Allison’s heart started to race. Somehow she
dreaded what she was about to hear. “Tell me what?”


We let him
know this morning
we’ve established a
generous trust fund for Mitchell—a regular monthly allowance. We
want to help you out financially. And, if you approve, we’re going
to buy an apartment in Sydney so we can visit you more often and
make up for lost time. We’ve changed our Wills, too. We’ll be
leaving Peter the Adelaide house but, apart from that, everything
we have will be Mitchell’s. Peter’s not very happy about it. But we
can’t risk our lifetime’s work being gambled away.”

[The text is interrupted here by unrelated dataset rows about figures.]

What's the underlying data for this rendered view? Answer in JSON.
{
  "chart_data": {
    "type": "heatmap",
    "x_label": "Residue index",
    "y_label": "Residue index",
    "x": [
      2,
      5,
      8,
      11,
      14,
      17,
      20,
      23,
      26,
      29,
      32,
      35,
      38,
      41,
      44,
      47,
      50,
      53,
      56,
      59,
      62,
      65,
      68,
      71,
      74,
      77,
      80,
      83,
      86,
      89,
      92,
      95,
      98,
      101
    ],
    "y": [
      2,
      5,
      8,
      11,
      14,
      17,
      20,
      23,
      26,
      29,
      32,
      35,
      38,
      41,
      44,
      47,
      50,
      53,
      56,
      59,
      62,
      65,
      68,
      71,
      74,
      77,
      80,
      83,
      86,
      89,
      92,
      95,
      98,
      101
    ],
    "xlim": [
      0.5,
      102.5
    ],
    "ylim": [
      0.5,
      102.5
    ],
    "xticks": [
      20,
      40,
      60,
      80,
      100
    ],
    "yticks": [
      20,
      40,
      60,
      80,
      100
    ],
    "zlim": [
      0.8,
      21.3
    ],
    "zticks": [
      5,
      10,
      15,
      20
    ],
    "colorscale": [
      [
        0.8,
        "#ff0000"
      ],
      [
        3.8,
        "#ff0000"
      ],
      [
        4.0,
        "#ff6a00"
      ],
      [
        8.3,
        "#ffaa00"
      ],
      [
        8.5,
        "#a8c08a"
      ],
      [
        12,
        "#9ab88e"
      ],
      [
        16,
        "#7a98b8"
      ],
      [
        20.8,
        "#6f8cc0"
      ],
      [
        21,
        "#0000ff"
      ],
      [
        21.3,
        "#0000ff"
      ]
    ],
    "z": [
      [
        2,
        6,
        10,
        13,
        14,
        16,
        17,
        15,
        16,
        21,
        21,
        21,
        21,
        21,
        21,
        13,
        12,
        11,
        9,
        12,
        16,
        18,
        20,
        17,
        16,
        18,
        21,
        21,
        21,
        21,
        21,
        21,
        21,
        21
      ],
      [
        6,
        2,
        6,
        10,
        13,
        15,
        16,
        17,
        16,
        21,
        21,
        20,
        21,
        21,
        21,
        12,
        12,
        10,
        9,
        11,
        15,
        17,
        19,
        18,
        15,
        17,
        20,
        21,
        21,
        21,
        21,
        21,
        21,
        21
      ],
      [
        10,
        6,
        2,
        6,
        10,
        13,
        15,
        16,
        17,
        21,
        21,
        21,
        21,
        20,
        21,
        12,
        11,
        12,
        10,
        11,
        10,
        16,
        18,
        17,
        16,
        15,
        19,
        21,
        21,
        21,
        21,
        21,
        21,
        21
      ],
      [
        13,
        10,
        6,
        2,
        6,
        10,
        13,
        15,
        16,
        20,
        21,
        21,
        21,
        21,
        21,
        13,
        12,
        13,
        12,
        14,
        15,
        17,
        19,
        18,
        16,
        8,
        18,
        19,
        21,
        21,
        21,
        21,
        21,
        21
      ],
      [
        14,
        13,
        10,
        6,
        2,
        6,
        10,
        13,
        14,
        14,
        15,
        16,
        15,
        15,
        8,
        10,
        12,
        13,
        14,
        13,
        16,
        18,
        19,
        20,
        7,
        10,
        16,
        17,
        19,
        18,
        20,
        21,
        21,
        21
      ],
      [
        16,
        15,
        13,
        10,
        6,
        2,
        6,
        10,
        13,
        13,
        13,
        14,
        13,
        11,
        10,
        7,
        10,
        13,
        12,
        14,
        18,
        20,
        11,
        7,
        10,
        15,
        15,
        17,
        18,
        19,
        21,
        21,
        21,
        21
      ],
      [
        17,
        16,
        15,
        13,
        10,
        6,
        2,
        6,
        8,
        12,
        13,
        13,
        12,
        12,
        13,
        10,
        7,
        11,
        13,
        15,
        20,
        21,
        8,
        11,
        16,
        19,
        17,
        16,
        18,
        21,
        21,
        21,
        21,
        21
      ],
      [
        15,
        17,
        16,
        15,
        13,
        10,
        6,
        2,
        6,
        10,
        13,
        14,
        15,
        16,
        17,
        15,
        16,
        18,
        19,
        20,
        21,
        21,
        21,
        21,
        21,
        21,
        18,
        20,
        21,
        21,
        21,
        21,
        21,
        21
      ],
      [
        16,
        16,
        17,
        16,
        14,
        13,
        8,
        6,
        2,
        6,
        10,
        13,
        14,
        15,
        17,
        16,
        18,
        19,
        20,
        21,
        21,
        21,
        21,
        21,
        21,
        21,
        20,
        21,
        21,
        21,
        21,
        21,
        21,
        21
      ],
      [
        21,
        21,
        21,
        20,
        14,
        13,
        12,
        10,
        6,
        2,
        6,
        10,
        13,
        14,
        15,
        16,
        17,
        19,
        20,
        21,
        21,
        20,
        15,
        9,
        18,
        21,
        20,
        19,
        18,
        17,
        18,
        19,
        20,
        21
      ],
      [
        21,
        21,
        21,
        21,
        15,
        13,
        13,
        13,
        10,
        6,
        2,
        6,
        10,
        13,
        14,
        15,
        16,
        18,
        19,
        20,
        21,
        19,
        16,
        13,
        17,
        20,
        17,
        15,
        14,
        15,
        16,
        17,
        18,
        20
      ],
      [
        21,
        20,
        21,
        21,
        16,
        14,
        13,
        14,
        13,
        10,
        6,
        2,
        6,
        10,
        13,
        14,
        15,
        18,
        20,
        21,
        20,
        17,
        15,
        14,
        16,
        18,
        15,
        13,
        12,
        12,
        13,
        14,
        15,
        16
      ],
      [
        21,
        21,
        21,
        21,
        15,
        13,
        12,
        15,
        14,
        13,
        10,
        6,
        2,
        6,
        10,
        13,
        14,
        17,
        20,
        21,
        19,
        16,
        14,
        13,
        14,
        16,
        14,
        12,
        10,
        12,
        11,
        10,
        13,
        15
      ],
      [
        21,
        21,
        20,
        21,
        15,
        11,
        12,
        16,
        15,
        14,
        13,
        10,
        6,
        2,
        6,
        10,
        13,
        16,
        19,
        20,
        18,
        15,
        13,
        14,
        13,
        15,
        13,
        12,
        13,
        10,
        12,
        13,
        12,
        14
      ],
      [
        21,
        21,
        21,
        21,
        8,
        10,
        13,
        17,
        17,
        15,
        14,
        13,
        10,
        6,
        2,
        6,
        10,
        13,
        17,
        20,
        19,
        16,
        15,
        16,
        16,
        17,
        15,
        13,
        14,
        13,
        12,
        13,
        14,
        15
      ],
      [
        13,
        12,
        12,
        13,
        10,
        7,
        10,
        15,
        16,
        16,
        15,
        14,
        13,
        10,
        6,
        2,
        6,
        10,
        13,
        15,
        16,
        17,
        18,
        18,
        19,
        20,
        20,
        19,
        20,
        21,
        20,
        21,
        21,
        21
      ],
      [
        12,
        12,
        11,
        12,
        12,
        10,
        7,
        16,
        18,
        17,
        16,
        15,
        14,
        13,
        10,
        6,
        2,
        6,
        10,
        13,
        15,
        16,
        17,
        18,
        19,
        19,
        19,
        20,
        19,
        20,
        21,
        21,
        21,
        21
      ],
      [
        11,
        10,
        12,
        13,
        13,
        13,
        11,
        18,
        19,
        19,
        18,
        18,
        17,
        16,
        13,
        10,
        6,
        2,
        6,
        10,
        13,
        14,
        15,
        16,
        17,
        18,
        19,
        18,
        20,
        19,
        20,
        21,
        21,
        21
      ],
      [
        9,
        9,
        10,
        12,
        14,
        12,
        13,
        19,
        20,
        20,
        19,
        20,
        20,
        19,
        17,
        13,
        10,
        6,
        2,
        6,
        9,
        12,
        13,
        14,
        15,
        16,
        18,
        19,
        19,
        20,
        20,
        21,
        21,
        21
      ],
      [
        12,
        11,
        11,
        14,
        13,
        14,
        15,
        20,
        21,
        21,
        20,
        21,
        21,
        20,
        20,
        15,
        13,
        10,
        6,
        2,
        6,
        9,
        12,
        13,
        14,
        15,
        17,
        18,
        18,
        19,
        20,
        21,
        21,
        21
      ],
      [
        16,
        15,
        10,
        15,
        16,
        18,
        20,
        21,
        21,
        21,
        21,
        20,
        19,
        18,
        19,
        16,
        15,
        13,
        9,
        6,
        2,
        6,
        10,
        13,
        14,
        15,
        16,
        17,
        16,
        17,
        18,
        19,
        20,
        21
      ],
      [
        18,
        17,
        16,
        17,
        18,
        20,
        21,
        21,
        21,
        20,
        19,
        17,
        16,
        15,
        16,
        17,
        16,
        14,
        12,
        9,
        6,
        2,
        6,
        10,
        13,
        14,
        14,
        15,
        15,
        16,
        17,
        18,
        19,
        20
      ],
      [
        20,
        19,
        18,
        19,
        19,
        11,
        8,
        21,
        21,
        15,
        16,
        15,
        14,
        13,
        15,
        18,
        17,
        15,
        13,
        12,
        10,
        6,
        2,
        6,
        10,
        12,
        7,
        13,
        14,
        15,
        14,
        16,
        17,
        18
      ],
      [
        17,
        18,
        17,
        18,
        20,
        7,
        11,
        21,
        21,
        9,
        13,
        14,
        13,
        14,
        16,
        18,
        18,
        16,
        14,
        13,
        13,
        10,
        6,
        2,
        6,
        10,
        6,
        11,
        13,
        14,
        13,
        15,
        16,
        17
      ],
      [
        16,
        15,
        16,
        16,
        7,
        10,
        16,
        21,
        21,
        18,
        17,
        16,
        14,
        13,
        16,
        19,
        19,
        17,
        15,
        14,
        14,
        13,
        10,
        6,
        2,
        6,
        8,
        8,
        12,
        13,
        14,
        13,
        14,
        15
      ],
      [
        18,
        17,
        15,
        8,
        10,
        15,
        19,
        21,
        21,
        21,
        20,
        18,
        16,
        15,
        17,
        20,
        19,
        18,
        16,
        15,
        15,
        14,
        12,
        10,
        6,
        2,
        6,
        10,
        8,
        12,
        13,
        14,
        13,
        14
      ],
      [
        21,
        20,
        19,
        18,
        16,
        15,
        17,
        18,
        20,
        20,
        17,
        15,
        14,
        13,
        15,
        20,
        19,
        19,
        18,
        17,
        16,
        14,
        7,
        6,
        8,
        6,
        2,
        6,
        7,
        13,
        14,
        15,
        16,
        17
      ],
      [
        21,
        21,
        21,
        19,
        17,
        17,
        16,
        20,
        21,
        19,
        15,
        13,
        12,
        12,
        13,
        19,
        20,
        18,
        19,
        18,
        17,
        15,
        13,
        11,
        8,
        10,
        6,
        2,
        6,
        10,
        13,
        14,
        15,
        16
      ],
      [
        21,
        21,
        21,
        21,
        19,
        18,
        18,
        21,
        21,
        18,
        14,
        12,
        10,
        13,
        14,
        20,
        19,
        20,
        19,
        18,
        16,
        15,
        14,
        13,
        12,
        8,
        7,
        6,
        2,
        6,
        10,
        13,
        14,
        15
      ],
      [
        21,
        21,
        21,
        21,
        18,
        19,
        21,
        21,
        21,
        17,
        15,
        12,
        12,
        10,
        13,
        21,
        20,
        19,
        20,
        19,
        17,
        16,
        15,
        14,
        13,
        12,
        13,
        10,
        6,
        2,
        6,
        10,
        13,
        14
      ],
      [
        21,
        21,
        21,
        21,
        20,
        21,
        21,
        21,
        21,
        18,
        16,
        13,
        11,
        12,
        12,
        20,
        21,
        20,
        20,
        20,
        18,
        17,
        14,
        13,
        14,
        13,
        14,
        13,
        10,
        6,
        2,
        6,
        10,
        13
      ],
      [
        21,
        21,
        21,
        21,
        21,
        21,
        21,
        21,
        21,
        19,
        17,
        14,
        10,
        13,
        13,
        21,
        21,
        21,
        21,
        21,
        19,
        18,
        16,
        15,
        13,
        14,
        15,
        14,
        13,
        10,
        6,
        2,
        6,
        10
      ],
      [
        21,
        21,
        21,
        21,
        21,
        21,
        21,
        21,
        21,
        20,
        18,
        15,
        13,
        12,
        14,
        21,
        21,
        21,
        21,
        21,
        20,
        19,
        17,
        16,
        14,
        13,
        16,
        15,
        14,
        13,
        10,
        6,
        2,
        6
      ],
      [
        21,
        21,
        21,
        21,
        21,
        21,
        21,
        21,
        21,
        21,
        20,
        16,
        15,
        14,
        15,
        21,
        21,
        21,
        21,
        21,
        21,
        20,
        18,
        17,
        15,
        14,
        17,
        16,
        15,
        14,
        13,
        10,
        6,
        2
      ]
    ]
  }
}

Allison clenched the telephone receiver so
tightly her knuckles showed white. She didn’t hear another thing
Nancy said.

The blood drained away from her face as the
shock of Nancy’s words hit her. She had to hold onto the doorway
for support. She felt engulfed with pain and disbelief and
terrible, bitter regret.

Her dream of
Mitchell being loved by his father had finally been destroyed.
Peter had been lying when he’d told her he had stopped gambling.
What had been his visit today been but a gambler’s desperate bluff?
To play with Mitchell’s emotions—and hers—in the hope of gaining
money from them was a deadly game with a small fortune at stake. A
monthly allowance right now, much more when his parents died—and
Bill had already had a near-fatal heart attack.

Her mouth
twisted cynically. Wouldn’t Joe laugh to know how right he’d been
about Peter’s ulterior motive? But she’d never be seeing Joe again
to tell him.

 

 

CHAPTER ELEVEN

Allison
surveyed the trail of
crumpled, chocolate-bar wrappers that littered the kitchen counter.
She always shoveled down chocolate when she was stressed or
miserable but this time they hadn’t made her feel better. She
wondered if anything could. Except Joe.

Joe.

She’d longed for him every second since he’d
walked out of her life a week ago.

How could she have let him go?

How could
she have let herself be sucked in by Peter? Her desire for Mitchell
to be with his natural father had made her gloss over the doubts
she’d had about her ex-husband’s sincerity.

When she’d
confronted Peter with what she’d learned about Mitchell’s trust
fund from Bill and Nancy, his desire to play happy families had
dissipated. Surprise, surprise.

Peter was
more to be pitied than despised. But, in spite of her anger with
him, she couldn’t help remembering his motives for bringing
Mitchell the toy elephant. Maybe there was still hope for a
relationship between Peter and his son. She never wanted to lay
eyes on her ex-husband’s face again. But perhaps he could see
Mitchell with Bill and Nancy when they were visiting. That is, if
he could forgive his parents for disinheriting him.

Allison
sighed and bit into another chocolate bar. Her family life had been
far from perfect, but when she delved into other people’s families
she saw flaws there, too. Peter felt his parents had abandoned him
at boarding school. Joe’s immediate family sounded wonderful but
what about the parents of his cousin who had kicked her out,
pregnant at age fifteen?

Would her
birth father have been any better than her adoptive one? She’d
never know. And at least her adoptive father had provided for her
materially when she was growing up. But Mitchell’s biological
father had proved himself unworthy—despite the fact he was “flesh
of his flesh”. Joe had given him way more love. Had her compulsion
to keep Peter in Mitchell’s life lost her son someone more
important?

Joe. Her
thoughts always came back to Joe. She’d lost him. But she couldn’t
forget him. Even if she tried to bury her memories, Mitchell
wouldn’t let her. Every so often he’d ask for Joe and his little
face would cloud over when she’d tell him Joe couldn’t see them
right now.

She couldn’t sleep, spending the nights
tossing and turning, thinking endlessly of Joe, hugging his jacket
that still smelt so heart-rendingly of him.